ABOLISHING the controversial Presidential Commission on Good Government (PCGG) by Congress without requiring it to explain in writing what it did to the more than 800 corporations, subsidiaries and other suspected ill-gotten wealth worth billions or perhaps trillions of pesos in today’s value might be interpreted as a cover-up.
The Constitution, in Section 1, Article XI, commands that: “Public officers and employees must at all times be accountable to the people, serve them with utmost responsibility, integrity, loyalty and efficiency, act with patriotism and justice, and lead modest lives.”
This is an absolute constitutional order that Congress, the branch that represents the will of the people, and other agencies, must comply and not offer excuses.
On May 15 the House voted 162-10 to pass House Bill 7376 on third and final reading to abolish the PCGG. The bill will then be forwarded to the Senate and the Office of the President for enactment into law.
Between February 28, 1986, and July 26, 1987, the last day of former President Corazon C. Aquino’s revolutionary government and beyond, more assets, including cash, jewelry, treasury bills, shares of stocks, trust funds, bearer certificates, real-estate properties, aircraft, vessels, buildings, condominiums, apartments, houses, newspapers, radio and TV stations, were quietly sequestered, confiscated and surrendered.
Subsequently, many of these assets either mysteriously disappeared or were taken over by Mrs. Aquino’s own relatives, friends and cronies. Others were transferred to the Asset Privatization Trust.

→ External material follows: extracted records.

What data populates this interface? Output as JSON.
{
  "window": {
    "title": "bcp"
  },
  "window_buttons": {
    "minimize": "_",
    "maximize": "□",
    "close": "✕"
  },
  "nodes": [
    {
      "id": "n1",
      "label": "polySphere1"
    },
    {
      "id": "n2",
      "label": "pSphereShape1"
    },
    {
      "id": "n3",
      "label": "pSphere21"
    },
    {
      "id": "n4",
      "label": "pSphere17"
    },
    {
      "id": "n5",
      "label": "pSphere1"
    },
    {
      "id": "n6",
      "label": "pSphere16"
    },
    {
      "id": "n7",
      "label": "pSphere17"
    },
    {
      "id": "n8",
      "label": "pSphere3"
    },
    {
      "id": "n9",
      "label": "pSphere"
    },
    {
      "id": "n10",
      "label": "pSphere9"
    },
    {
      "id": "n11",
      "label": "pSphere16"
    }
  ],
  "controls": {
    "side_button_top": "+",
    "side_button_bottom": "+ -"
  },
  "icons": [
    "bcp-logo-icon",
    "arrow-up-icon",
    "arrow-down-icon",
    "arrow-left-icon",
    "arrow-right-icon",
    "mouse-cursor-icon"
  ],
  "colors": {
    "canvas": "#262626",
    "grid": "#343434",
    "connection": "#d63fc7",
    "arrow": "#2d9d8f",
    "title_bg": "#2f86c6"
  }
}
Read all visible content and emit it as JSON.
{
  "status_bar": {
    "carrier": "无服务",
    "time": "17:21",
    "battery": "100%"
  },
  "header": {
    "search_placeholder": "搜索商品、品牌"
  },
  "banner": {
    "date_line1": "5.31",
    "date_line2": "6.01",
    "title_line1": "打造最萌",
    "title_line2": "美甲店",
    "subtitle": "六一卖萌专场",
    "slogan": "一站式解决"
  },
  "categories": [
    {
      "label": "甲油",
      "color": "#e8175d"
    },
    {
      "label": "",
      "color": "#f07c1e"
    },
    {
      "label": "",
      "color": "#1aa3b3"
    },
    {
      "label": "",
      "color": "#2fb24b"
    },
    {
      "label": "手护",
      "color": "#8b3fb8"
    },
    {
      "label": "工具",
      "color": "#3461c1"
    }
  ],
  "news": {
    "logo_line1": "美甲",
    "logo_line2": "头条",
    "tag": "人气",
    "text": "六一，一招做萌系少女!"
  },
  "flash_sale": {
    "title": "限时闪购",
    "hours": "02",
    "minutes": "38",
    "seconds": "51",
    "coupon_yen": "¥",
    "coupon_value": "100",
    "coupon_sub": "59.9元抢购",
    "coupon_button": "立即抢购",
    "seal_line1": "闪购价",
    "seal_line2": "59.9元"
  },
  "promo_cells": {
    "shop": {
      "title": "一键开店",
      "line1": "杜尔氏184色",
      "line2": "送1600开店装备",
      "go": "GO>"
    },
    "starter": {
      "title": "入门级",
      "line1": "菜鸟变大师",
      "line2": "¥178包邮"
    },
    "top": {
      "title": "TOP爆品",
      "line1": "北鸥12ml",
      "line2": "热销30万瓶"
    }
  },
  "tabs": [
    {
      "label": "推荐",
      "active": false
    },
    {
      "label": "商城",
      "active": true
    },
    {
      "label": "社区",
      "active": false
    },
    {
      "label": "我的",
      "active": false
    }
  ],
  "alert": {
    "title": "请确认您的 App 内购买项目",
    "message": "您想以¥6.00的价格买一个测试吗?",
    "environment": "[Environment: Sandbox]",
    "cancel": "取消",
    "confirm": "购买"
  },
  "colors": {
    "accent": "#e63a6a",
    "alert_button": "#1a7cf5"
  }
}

Even more reprehensible, as detailed in the best-selling book, Greed & Betrayal, republished in 2011 by Amazon, one of the world’s largest publishing houses and authored by this writer, was the wholesale granting by the Aquino regime of immunity from civil and criminal prosecutions to scores of Marcos friends and cronies who should otherwise have been thoroughly investigated and indicted.
Because of this, the PCGG earned the sobriquet “Pestilential Combination of Graft and Greed,” as some of those empowered by the Aquino government to sequester the alleged ill-gotten wealth of Marcos and his cronies transformed themselves, in just a few years, from virtual paupers, after emerging from their hideouts in the United States and other places with empty suitcases, to veritable taipans and arrogant politicians, complete with mansions, expensive cars and millions of pesos in bank accounts.
Worse, while the number of poverty-stricken people increased by the day, their proud and bejeweled wives shamelessly flaunted their newly acquired wealth and often graced the front and society pages of the country’s newspapers and TV channels.
The chairmanship of the PCGG in President Aquino’s time had changed hands five times—from former Senate President Jovito R. Salonga, to Ramon A. Diaz, to Adolf S. Azcuna, to Mateo T. Caparas, and to David M. Castro.
And yet, not one of them and President Aquino had rendered to the nation a complete individual accounting of the purloined assets.
As of today, the PCGG, exactly 32 years after its creation, is still enmeshed in a web of legal controversies, onerous compromise deals and accusations of graft and corruption.
The quasi-judicial body, with vast powers to sequester, issues summonses and grants immunity from prosecution. It was also mandated to prevent concealment, destruction and dissipation of assets, investigate cases of corruption and adopt safeguards to ensure that the plunder shall not be repeated in succeeding administrations.
To ensure success, the Aquino regime initially allotted P649 million for its recovery efforts, set up offices here and abroad, employed more than 1,500 foreign and local lawyers, accountants, intelligence agents, fiscal agents and asset monitors, and gave the PCGG unhampered access to all branches of government.
But what happened?
In six years ending June 30, 1992, the PCGG recovered only P4,216,654,434.09 in cash, less than P10 billion in kind and $356 million in Swiss bank pledges out of the $10 billion the Aquino government claimed Marcos, his relatives, friends and cronies had plundered in 20 years.
Despite the indispensable body of evidence, the availability of state witnesses and its awesome investigative and prosecutory powers, the Aquino regime failed to get a final conviction for any of the Marcoses and their more than 400 codefendants.
Worse, there was no effort on the part of the Aquino administration to correct this brazen irregularity as the Sandiganbayan began lifting the writs of sequestration on some multibillion-peso corporations and other assets for failure to implead them before the constitutional deadline and other violations such as the issuance of writs of sequestration on the signature of just one commissioner.
Strangely, many of these corporations and conglomerates took the Aquino administration a record time of one day, just one day, to investigate and settle the assets of billionaire and confessed Marcos crony and front man Jose Yao Campos.
The hasty settlement of the 99 corporations and subsidiaries worth billions of pesos in Vancouver, Canada, saw the PCGG inordinately acting as investigator, prosecutor and judge, rolled into one.